Modele unique en abrege mu

Il y a trois buts pour un modèle statistique, selon Konishi & Kitagawa. [4] pour de nombreuses infections, y compris la rougeole, les bébés ne sont pas nés dans le compartiment sensible, mais sont immunisés contre la maladie pendant les premiers mois de la vie en raison de la protection contre les anticorps maternels (transmis à travers le placenta et en plus par le colostrum ). C`est ce qu`on appelle l`immunité passive. Ce détail supplémentaire peut être montré en incluant une classe M (pour l`immunité dérivée de la maternité) au début du modèle simulation est un outil puissant pour évaluer l`ajustement du modèle (Gelman & Hill, 2007; Kéry, 2010; Zuur & Ieno, 2016), mais est rarement utilisé.

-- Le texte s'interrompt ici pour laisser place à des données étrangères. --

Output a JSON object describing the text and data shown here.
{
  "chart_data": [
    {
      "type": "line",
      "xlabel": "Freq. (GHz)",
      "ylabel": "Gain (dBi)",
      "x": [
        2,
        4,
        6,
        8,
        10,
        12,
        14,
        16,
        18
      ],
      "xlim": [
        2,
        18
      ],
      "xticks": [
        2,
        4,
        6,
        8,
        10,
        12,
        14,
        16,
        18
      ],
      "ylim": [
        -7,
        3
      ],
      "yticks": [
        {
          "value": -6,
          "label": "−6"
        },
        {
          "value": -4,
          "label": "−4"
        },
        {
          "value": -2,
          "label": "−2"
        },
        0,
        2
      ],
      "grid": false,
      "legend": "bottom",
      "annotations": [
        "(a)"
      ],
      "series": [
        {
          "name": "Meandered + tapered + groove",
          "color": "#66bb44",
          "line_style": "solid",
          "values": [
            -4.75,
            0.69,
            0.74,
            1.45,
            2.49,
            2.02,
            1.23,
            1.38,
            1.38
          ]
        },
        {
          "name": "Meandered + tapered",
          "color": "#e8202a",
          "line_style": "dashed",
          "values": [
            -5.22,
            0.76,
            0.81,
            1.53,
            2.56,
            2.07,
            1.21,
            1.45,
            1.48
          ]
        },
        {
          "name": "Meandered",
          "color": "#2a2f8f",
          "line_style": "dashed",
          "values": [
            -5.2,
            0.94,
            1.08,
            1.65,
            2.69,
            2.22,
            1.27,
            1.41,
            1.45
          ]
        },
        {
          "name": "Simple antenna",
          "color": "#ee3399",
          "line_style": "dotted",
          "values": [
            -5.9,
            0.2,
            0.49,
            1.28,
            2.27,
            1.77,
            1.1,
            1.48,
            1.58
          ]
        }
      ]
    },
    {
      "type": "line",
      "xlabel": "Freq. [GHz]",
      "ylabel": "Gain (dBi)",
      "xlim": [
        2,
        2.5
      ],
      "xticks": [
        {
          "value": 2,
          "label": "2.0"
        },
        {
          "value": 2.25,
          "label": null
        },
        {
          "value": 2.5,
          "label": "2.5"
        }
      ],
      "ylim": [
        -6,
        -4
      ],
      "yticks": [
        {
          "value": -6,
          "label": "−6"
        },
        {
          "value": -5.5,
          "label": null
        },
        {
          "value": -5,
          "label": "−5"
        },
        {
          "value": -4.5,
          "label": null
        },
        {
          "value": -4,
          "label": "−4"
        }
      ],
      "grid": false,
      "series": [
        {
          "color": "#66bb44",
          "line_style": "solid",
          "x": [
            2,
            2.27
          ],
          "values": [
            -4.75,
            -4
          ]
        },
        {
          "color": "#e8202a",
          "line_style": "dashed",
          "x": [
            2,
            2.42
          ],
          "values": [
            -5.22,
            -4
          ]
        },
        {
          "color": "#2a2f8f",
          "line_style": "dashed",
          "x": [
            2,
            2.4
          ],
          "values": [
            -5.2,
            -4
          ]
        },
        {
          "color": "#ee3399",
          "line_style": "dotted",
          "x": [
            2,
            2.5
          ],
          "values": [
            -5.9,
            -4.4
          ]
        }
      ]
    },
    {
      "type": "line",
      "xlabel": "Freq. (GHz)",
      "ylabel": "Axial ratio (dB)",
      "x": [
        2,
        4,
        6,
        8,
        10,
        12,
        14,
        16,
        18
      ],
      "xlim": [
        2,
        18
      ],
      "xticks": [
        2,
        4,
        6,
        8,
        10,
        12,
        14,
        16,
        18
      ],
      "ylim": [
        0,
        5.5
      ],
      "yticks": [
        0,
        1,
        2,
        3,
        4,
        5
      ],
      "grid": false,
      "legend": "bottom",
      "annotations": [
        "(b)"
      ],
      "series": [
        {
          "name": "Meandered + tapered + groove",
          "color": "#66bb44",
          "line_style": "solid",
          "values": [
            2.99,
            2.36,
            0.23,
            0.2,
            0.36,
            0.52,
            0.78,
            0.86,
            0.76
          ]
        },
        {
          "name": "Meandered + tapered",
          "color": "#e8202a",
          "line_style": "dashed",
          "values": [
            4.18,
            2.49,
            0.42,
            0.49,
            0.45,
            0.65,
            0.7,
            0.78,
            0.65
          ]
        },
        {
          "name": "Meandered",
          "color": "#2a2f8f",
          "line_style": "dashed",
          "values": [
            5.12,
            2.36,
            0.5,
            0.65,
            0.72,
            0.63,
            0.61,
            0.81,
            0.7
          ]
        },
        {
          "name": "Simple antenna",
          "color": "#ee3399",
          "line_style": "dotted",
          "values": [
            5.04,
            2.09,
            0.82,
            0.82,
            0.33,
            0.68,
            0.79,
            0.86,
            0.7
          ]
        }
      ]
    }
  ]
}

La prémisse ici est simple: lors de la simulation d`une variable de réponse à partir d`un ensemble donné d`estimations de paramètres (un modèle), l`ajustement du modèle à ces données de réponse «idéales» simulées devrait être comparable à l`ajustement du modèle à la variable de réponse réelle (Kéry, 2010). Chaque itération génère un jeu de données simulé qui permet de calculer une statistique d`intérêt telle que la somme des valeurs résiduelles carrées (Kéry, 2010), la statistique de surdispersion (Harrison, 2014) ou le pourcentage de zéros pour un modèle de poisson (zuur & Ieno, 2016). Si le modèle est un bon ajustement, après un nombre suffisamment élevé d`itérations (par exemple 10 000), la distribution de cette statistique devrait englober la statistique observée dans les données réelles. Des écarts significatifs en dehors de cette distribution indiquent que le modèle est un mauvais ajustement (Kéry, 2010). La figure 3 montre un exemple d`utilisation de la simulation pour évaluer l`ajustement d`une GLMM de poisson. Après avoir ajusté un GLMM pour compter les données, nous souhaitera peut-être vérifier la surdispersion et/ou l`inflation zéro, dont la présence pourrait suggérer que nous devons ajuster notre stratégie de modélisation. La simulation de 10 000 jeux de données à partir de notre modèle révèle que la proportion de zéros dans notre véritable donnée est comparable à une attente simulée (Fig. 3A). Inversement, en simulant des jeux de données 1 000 et en réajustant notre modèle à chaque DataSet, nous voyons que la somme des valeurs résiduelles de Pearson au carré pour la donnée réelle est beaucoup plus grande que l`attente simulée (Fig.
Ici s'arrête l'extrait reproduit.